Die Zukunft der Audi-Werke, insbesondere in Neckarsulm, bleibt ein zentrales Thema. Um die Wettbewerbsfähigkeit zu sichern, werden die Kapazitäten kontinuierlich an die Marktlage angepasst. In Neckarsulm wurde bereits die Streichung der Nachtschicht beschlossen. Dennoch betont das Management, dass keine Werksschließungen geplant seien. Konzernchef Oliver Blume unterstrich, dass Schließungen stets das letzte Mittel darstellten und man stattdessen auf intelligentere Lösungen setze, um die Effizienz an beiden deutschen Standorten zu steigern.

Hintergrund und Ausblick

Die Automobilindustrie befindet sich derzeit in einer der tiefsten Krisen ihrer Geschichte. Die VW-Konzernmutter kämpft mit schwachen Verkaufszahlen, insbesondere auf dem wichtigen chinesischen Markt, und einem hohen Preisdruck. Konzernweit besteht laut Blume ein Überkapazitätsbedarf von etwa 500.000 Fahrzeugen in Europa, was den Druck auf die Tochtergesellschaften erhöht, ihre Kostenstrukturen zu optimieren und Entscheidungsprozesse zu beschleunigen.
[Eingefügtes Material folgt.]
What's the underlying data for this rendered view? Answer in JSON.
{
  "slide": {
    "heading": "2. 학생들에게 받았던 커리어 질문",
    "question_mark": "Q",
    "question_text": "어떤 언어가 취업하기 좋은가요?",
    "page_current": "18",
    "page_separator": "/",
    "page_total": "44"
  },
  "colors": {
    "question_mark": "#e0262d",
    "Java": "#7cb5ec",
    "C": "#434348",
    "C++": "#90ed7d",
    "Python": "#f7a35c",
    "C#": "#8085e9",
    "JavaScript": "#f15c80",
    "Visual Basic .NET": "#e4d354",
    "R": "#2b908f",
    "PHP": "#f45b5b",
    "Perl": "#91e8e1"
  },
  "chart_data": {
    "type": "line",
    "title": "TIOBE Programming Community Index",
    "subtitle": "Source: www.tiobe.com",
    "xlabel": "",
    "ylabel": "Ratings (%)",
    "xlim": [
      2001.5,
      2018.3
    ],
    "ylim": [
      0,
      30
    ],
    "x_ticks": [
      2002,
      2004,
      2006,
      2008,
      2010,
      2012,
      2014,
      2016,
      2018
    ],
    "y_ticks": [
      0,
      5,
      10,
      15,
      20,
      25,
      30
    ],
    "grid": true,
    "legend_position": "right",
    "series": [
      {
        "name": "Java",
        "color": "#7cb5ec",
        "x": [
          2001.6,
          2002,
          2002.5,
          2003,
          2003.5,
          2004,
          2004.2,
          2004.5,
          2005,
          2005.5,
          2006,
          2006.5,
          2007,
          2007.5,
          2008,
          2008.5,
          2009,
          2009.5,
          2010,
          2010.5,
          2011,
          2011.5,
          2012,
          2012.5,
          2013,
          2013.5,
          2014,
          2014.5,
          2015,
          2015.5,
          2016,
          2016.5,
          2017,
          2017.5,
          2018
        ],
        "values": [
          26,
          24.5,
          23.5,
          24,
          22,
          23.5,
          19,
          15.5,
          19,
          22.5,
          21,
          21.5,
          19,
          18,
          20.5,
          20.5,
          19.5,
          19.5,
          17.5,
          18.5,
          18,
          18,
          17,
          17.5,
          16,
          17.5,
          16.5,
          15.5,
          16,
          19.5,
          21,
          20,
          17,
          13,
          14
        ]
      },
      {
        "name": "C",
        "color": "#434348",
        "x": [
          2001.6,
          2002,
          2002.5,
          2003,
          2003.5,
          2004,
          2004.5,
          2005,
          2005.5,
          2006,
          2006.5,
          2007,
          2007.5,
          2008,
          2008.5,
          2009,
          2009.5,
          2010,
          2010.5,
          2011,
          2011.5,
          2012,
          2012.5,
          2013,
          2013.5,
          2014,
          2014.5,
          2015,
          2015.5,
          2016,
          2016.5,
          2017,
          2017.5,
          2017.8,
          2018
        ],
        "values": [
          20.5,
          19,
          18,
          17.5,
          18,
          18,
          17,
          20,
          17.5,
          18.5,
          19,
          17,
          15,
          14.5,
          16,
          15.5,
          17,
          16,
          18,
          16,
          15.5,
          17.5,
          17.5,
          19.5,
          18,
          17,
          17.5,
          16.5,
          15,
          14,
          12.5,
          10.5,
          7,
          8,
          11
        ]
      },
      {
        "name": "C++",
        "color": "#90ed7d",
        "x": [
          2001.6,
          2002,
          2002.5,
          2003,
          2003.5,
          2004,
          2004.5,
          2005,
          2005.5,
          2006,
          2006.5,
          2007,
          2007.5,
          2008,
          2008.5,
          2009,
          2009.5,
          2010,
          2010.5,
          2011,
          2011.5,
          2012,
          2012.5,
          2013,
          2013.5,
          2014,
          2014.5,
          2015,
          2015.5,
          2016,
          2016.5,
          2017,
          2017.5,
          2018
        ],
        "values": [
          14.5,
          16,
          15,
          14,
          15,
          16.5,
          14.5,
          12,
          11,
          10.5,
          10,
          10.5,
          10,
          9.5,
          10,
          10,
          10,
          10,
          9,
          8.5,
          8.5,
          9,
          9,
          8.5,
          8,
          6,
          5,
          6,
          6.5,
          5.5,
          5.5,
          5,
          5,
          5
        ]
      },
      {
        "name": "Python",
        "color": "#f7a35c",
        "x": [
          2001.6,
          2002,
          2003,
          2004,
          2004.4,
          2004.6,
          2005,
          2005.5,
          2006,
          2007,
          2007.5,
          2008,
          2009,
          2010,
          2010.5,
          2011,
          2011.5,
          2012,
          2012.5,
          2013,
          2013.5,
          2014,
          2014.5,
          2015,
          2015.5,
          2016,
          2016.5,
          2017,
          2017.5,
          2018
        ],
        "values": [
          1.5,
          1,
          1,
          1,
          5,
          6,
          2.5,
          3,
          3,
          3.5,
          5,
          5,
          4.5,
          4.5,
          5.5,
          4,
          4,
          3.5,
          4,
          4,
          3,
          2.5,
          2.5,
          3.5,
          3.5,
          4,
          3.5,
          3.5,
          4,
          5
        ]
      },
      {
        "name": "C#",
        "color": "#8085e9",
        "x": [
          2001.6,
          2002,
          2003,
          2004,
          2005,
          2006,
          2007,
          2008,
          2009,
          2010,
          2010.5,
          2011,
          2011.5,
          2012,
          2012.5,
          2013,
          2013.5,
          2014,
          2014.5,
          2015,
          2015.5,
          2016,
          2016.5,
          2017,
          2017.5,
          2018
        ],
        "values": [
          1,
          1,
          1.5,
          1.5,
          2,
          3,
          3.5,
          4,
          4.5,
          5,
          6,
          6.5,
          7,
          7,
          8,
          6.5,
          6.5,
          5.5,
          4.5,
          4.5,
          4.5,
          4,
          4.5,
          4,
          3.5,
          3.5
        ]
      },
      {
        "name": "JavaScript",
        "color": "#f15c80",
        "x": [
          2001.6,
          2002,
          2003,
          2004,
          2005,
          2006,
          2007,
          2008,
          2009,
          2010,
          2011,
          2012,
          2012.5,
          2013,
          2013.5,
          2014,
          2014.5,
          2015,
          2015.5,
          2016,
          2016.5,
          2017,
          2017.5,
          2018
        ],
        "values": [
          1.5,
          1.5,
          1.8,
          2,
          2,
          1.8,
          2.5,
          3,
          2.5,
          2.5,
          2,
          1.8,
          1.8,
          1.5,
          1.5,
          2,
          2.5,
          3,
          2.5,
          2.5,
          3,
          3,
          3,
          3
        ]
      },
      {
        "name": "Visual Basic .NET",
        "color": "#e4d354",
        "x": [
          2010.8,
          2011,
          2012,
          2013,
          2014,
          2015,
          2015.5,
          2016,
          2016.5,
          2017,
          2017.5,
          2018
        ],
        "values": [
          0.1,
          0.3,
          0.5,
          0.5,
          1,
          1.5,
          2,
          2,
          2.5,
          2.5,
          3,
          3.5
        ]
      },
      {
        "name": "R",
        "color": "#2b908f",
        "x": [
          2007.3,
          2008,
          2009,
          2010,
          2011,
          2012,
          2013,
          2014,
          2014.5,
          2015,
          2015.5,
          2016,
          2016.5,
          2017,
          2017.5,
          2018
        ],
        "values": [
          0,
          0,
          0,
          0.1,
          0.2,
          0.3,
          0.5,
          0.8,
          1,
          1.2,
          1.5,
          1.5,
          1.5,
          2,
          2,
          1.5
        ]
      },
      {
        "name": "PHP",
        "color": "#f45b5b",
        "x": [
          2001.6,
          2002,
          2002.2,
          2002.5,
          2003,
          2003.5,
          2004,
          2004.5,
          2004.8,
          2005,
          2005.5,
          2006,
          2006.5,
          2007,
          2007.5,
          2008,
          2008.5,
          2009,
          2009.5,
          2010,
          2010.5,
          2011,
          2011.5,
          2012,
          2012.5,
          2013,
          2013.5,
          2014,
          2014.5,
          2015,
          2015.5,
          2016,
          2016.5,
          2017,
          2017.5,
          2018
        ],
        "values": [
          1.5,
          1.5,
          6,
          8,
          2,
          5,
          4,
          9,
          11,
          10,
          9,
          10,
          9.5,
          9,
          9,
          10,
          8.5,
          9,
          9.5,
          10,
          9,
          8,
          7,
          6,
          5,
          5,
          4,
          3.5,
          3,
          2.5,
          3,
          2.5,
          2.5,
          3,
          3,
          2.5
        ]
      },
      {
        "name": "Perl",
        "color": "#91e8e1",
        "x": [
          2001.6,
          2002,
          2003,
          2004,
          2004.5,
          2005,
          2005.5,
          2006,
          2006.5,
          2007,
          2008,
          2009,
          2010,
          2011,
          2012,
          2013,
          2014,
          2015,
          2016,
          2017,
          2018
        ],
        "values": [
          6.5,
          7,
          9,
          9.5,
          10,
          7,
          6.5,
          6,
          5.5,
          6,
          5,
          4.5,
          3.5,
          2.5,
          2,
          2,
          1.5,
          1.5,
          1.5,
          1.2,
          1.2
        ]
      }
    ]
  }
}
Während Porsche mit dem neuen Zukunftspaket den Fokus auf eine langfristige Absicherung der Arbeitsplätze bis 2035 legt, setzt Audi auf eine Kombination aus laufendem Stellenabbau und einer strikten Kostenkontrolle, um die anhaltende Schwächephase zu überwinden. Die kommenden Jahre werden zeigen, inwieweit diese Maßnahmen ausreichen, um die Profitabilität der Unternehmen wieder auf das angestrebte Niveau zu heben.